Moreover, in order to avoid lumping together work items that are very different in nature, you can run separate analyses for, say, features, bugs, others, or look at each team separately, each project separately, and so on.

That being said, it does not mean that work item size is not considered at all - it is, but in a very lightweight fashion. Instead of artificial same-sizing, Vacanti suggests right-sizing, which is like a last-minute check performed at the moment an item is pulled into the process. For example, when the team is about to make an 85% commitment to 18 days or less for a given work item, they ask themselves: “Are we confident that we will complete this particular work item in 18 days or less?” If there is any doubt, then this might be a sign that they should break the work item down, or do some more research first.

A paradigm shift

As Vacanti rightly states, these methods mean a paradigm shift: Away from upfront estimation and planning, to predictions based on historical data. Since estimation is inherently hard and time-consuming, and works well only for tasks that are very uniform over time, I find this thought rather liberating. It means we can stop trying to foresee the unforeseeable, and instead leverage the data that our process has already generated as a by-product anyway - the complete history of all our work items. Let us use the time thus saved to do actual work and create value!

Moreover, having actionable metrics is hugely valuable, and makes me wonder how story points and velocity managed to survive for so long at all. Because, what do they actually tell you? For example, if velocity goes down, that’s got to be bad, right? But what should you do about it? The velocity scores don’t tell you that, so you will have to guess.

Similarly, if the burn down chart flatlines: What does this tell us? Progress is happening too slowly, sure, but why? Is analysis the bottleneck? Development? Testing? Deployment? For smaller setups, you will figure this out some way or other, but what about large projects with dozens of developers and hundreds of work items? My impression is that burn down charts do not scale well and provide too little detail.

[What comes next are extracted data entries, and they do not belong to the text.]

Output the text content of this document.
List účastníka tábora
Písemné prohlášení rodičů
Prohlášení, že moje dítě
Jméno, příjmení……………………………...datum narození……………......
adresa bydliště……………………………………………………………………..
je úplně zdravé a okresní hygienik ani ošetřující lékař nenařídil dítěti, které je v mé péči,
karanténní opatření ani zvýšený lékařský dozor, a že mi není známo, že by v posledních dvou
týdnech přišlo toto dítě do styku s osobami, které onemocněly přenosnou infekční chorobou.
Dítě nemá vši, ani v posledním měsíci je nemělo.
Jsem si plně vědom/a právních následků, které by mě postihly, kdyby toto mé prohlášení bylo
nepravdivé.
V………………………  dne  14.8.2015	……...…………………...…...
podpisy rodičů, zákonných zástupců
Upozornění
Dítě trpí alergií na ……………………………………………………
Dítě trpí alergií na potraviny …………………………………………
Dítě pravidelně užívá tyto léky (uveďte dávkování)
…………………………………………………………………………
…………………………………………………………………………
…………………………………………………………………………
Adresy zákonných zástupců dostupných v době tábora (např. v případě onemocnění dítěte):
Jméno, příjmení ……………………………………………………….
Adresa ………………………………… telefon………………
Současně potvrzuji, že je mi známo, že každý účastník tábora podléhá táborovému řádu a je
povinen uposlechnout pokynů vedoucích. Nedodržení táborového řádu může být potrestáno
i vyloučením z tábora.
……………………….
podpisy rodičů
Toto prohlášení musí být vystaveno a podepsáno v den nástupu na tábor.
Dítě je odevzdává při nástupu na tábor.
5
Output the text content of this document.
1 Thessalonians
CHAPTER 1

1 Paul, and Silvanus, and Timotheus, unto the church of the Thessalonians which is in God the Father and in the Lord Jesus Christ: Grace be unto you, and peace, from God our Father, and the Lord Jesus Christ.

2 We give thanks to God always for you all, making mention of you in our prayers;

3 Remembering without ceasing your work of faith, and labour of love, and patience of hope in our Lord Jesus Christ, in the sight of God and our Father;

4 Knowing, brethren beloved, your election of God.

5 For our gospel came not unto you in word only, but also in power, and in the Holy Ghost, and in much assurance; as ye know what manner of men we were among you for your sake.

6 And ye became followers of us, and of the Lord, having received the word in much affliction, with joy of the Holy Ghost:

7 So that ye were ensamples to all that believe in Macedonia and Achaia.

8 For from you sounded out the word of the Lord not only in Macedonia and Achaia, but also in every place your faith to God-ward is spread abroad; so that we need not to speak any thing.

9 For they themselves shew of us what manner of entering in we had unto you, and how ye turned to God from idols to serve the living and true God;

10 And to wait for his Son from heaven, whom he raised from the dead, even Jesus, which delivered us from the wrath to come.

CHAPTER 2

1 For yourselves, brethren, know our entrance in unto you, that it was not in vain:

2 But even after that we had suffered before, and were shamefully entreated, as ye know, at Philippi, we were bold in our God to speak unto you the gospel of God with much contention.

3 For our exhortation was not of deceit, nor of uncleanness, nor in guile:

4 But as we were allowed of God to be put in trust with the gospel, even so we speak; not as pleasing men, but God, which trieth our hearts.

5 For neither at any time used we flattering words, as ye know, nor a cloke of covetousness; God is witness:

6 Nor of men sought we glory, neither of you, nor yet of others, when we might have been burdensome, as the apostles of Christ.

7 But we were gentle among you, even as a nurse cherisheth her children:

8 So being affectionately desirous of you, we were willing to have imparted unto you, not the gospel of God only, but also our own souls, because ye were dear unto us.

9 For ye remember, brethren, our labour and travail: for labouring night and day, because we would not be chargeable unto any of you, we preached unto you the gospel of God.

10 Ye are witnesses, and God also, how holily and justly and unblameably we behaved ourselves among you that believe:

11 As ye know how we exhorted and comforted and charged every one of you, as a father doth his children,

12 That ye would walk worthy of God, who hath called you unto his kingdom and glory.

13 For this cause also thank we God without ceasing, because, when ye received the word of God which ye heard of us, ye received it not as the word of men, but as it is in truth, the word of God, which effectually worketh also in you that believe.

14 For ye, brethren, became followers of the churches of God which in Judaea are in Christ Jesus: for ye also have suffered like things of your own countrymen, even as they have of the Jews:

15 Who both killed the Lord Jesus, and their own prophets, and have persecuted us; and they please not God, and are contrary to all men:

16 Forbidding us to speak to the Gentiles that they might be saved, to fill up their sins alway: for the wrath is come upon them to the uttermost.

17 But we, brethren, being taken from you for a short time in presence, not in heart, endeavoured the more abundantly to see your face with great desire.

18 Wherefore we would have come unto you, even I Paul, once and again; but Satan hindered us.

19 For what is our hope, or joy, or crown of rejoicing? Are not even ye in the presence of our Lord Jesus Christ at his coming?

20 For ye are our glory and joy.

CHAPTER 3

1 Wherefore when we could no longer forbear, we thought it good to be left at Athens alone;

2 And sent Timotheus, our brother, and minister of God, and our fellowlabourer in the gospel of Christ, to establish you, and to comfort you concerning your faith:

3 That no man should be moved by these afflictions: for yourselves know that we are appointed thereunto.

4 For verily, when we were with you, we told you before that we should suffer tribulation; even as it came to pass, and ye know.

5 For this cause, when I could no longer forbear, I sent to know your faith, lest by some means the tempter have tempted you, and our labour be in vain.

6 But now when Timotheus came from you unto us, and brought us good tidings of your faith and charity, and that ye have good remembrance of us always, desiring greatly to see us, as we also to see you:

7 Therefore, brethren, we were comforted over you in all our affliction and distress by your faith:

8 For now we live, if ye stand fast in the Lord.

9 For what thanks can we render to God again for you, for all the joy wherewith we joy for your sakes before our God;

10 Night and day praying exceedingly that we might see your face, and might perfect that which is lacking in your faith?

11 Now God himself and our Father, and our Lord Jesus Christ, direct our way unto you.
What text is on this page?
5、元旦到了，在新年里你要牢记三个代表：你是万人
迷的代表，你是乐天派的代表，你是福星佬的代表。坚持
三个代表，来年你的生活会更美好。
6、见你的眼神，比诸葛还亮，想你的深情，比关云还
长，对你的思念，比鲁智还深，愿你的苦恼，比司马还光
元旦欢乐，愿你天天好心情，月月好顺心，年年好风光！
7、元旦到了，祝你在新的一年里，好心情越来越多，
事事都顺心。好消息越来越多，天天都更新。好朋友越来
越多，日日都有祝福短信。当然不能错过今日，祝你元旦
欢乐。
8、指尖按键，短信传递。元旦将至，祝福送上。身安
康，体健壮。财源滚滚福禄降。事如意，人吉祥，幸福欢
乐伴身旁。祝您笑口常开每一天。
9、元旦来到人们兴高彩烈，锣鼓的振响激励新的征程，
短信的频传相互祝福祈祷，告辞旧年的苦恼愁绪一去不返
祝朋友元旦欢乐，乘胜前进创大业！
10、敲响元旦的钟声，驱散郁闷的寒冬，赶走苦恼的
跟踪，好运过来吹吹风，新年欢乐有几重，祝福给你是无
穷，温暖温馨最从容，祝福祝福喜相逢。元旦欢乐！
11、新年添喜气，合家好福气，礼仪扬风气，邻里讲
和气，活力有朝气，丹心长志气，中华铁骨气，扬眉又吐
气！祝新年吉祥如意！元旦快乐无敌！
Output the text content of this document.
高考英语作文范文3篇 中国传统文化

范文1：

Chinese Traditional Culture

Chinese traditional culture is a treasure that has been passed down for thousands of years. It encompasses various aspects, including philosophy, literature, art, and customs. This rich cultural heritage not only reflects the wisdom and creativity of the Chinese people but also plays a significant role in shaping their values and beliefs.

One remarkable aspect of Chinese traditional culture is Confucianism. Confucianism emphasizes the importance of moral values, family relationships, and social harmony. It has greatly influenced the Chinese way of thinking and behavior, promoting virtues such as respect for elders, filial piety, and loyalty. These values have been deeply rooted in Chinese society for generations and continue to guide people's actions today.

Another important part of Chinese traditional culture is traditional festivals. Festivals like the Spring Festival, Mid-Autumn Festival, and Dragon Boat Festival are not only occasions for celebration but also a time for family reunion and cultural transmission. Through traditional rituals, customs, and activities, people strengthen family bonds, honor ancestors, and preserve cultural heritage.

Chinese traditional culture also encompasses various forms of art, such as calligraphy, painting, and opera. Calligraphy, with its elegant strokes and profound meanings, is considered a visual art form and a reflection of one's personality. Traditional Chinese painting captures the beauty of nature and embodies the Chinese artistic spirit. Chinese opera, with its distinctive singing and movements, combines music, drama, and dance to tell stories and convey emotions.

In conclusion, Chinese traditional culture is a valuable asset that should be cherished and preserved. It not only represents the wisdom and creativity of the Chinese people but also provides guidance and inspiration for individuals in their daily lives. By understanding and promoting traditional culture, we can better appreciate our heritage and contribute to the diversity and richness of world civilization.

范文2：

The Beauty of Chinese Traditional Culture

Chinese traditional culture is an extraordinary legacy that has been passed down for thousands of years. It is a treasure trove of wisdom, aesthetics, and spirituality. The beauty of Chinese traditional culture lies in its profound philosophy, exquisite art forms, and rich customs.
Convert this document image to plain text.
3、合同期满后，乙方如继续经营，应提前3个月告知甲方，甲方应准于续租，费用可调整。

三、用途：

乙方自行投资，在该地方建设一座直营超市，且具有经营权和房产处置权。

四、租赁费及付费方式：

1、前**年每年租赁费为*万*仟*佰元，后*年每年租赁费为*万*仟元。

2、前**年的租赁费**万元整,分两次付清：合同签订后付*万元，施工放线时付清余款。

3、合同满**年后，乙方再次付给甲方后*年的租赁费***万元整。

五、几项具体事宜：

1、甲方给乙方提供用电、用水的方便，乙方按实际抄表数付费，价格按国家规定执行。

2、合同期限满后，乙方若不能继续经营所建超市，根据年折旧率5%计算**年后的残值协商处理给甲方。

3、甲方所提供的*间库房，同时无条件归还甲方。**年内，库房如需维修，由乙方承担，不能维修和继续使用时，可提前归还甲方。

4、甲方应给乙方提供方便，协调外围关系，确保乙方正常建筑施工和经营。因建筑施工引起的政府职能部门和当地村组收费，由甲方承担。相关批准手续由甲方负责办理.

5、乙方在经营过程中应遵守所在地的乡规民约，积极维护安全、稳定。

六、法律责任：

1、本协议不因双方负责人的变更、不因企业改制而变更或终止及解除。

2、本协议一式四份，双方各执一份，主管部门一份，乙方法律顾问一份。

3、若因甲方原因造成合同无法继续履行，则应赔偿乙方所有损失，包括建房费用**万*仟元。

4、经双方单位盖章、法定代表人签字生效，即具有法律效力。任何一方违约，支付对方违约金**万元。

In Scrum, cycle time equals sprint length

Most importantly, though, velocity and burn down charts do not answer the most pressing customer question (“When will it be done?”) in a satisfying way. Theoretically - if your estimates are correct - all items in the current sprint should be completed by the end of the sprint. In fact, that is the only answer we can give to the customer’s question: “We will finish these X items within <insert your sprint length here> days or less. But we cannot give you a probability, sorry.” There is no notion of cycle time, and no commitment on item level. All items in one sprint are lumped together, and get the same cycle time range prediction.

Because their scope is usually limited to one single sprint, burn down charts will also fail to reveal long-term patterns in your process flow. If you tried to work around that by creating a burn down chart over a period of, say, six months, you would have to do a whole lot of upfront estimating. Such an amount of estimation would mean a huge time investment, with a lot of insecurity attached to the result. Who would really want to provide estimations that range that far into the future?

It is that kind of estimation effort that you can simply eliminate by looking back and relying on data, instead of looking ahead, amnesia-stricken, and only relying on your experience.

Conclusion

I can highly recommend Actionable Agile Metrics for Predictability, even if you are happy with your process right now and are just looking for some food for thought. It is packed with useful, practical, relevant knowledge and insight, while being pretty easy to digest and well-written. Personally, I can’t wait to actually try some of the methods described in the book.

P.S.: The CFD and cycle time scatterplot charts were generated with the help of NVD3 and d3.js and are made up of random data. The source code can be found here, and freely reused if you can make any sense of it.